Yuufa é uma adolescente mimada e se aproveita do Roan porque ele faz tudo o que ela pede. Ela diz que quer ajudar todos porque é seu dever, quando, na verdade, ela é insegura e só quer a aprovação dos outros, principalmente do seu irmão falecido. Seu arco é entender que tá tudo bem querer ajudar os outros por satisfação própria e, principalmente, que a vida precisa seguir em frente mesmo com a partida dos seus entes queridos. Ela não estará sozinha.

Roan também é um adolescente inseguro, principalmente quando Iruga aparece na história. Além de demonstrar ciúmes ao ver que a Yuufa é bem apegada a ele e o trata como um segundo irmão, ele sente que não é digno de protegê-la - afinal, Iruga é mais velho e mais experiente. Porém, mesmo quando conquista novas habilidades, ele fica na linha tênue entre a confiança e a arrogância, fazendo-o se desviar do seu propósito. Seu arco, além de auto-confiança, é sobre ser honesto com seus próprios sentimentos e não tentar forçá-los nos outros, se permitindo a ouvir o que eles têm a dizer. Meu único problema real com ele é a falta de uma backstory. É possível deduzir como Yuufa entrou no grupo de Iruga e Keough - ela era a irmã mais nova de um deles. Entretanto, nunca fica claro de onde Roan veio e como se conheceram.

Takius cresceu alienada pelos ensinamentos do seu mestre insano. Seu arco é aprender a enxergar o mundo com seus próprios olhos (por isso, a simbologia das vendas) e ir atrás da sua própria "verdade". Também é sobre aprender a perdoar aqueles que se arrependem de suas escolhas egoístas, mesmo nos seus últimos suspiros.

Apesar de ter o carisma e a determinação de uma vendedora, Maaya é extremamente solitária e assustada, fugindo do combate sempre quando lhe é conveniente.

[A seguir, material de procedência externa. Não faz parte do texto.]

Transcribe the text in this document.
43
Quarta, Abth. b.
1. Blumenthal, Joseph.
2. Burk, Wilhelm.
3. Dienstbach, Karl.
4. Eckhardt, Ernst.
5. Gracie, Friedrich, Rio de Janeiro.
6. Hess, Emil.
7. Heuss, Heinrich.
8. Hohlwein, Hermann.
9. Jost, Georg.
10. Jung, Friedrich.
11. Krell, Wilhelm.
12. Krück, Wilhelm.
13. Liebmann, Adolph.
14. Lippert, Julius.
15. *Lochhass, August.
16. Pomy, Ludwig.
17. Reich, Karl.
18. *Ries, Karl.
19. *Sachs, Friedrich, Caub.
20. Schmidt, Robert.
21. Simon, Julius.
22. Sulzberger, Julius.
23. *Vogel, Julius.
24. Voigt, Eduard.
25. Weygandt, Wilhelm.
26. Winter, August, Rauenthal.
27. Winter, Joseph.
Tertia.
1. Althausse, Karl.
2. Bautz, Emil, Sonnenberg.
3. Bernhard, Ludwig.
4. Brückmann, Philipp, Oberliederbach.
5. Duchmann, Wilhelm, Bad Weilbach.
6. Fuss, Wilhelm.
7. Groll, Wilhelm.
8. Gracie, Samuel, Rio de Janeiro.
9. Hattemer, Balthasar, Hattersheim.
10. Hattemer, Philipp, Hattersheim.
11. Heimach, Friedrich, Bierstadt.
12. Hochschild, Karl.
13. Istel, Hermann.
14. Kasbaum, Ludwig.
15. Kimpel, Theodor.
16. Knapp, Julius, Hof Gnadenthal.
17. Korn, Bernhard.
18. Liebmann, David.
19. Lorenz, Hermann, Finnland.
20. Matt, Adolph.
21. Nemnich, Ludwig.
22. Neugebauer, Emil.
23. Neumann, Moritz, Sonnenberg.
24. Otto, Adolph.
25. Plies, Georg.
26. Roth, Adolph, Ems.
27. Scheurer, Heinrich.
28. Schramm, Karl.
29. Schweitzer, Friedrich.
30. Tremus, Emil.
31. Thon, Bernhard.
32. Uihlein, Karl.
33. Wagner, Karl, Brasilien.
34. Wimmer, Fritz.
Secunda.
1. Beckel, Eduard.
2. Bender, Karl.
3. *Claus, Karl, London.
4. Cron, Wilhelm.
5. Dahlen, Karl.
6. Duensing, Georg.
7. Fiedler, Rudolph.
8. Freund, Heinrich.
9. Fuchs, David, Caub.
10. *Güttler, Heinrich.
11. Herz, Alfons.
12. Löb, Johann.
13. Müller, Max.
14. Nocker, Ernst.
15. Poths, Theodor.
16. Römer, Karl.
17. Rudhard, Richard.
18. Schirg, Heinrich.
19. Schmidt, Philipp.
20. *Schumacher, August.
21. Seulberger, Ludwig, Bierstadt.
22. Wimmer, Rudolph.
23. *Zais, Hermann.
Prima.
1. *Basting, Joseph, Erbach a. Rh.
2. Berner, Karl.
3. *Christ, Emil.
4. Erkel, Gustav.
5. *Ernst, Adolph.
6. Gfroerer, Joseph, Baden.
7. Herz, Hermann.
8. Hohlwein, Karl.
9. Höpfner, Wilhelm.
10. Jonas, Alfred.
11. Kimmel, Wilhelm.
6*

A virada de chave ocorre justamente quando ela conhece o grupo e finalmente faz amigos de verdade que são humanos. Além disso, ela é responsável direta pelo desenvolvimento da antagonista Jirtas, que acredita piamente que é impossível haver uma relação saudável entre monstros e humanos. É um dos melhores confrontos do anime pois não é algo que pode ser resolvido em combate.


O que coloca ainda mais peso nesse embate é que Jirtas, na verdade, é meio-demônia. Sua mãe é humana e elas sofriam com o preconceito dos habitantes de sua vila-natal por acharem que ela era maligna. Isso fez com que sua mãe tivesse que abandonar a vila com ela para criá-la em uma cabana isolada, e ela fez isso sem uma gota de arrependimento para proteger a filha. Mesmo assim, essa experiência traumática é justamente o motivo do ódio da Jirtas pelos humanos. Por isso, encontrar alguém como a Maaya, que é amiga de monstros e acredita no convívio harmônico entre eles, é tão contraditório para ela.




Maaya é, com folga, a MVP do anime.

No final das contas, a aventura não é só sobre ficar mais forte para derrotar o grande vilão. Ela é, principalmente, sobre crianças e adolescentes sorrindo, chorando, superando seus traumas, amadurecendo e sonhando por um mundo pacífico e sem preconceitos. Essa é a verdadeira lição da história, que infelizmente é ignorada por fãs mais radicais do jogo online.

Por outro lado, esse desenvolvimento tem seus elos fracos, e eles são Iruga e Judia.

Iruga é o arquétipo do personagem frio e silencioso. O problema é que ele é silencioso até demais. Ele raramente se expressa e sequer opina nas decisões do grupo. Eu consigo entender que ele também esteja de luto e traumatizado pela morte do seu melhor amigo, mas eu esperava mais iniciativas dele justamente por ser o mais experiente. Ele poderia, por exemplo, ter dado alguma orientação ao Roan quanto a suas habilidades e sentimentos. Infelizmente, um desperdício de interação. E, falando em "melhor amigo", também precisamos falar do elefante colorido na sala: seus reais sentimentos pelo Keough. O anime deixa, nas entrelinhas, inúmeras pistas em diálogos, imagens e flashbacks de que a relação entre os dois era para além de uma amizade. Porém, essa ponta sempre fica em aberto, talvez por mero tabu (estamos falando de um anime de 2004).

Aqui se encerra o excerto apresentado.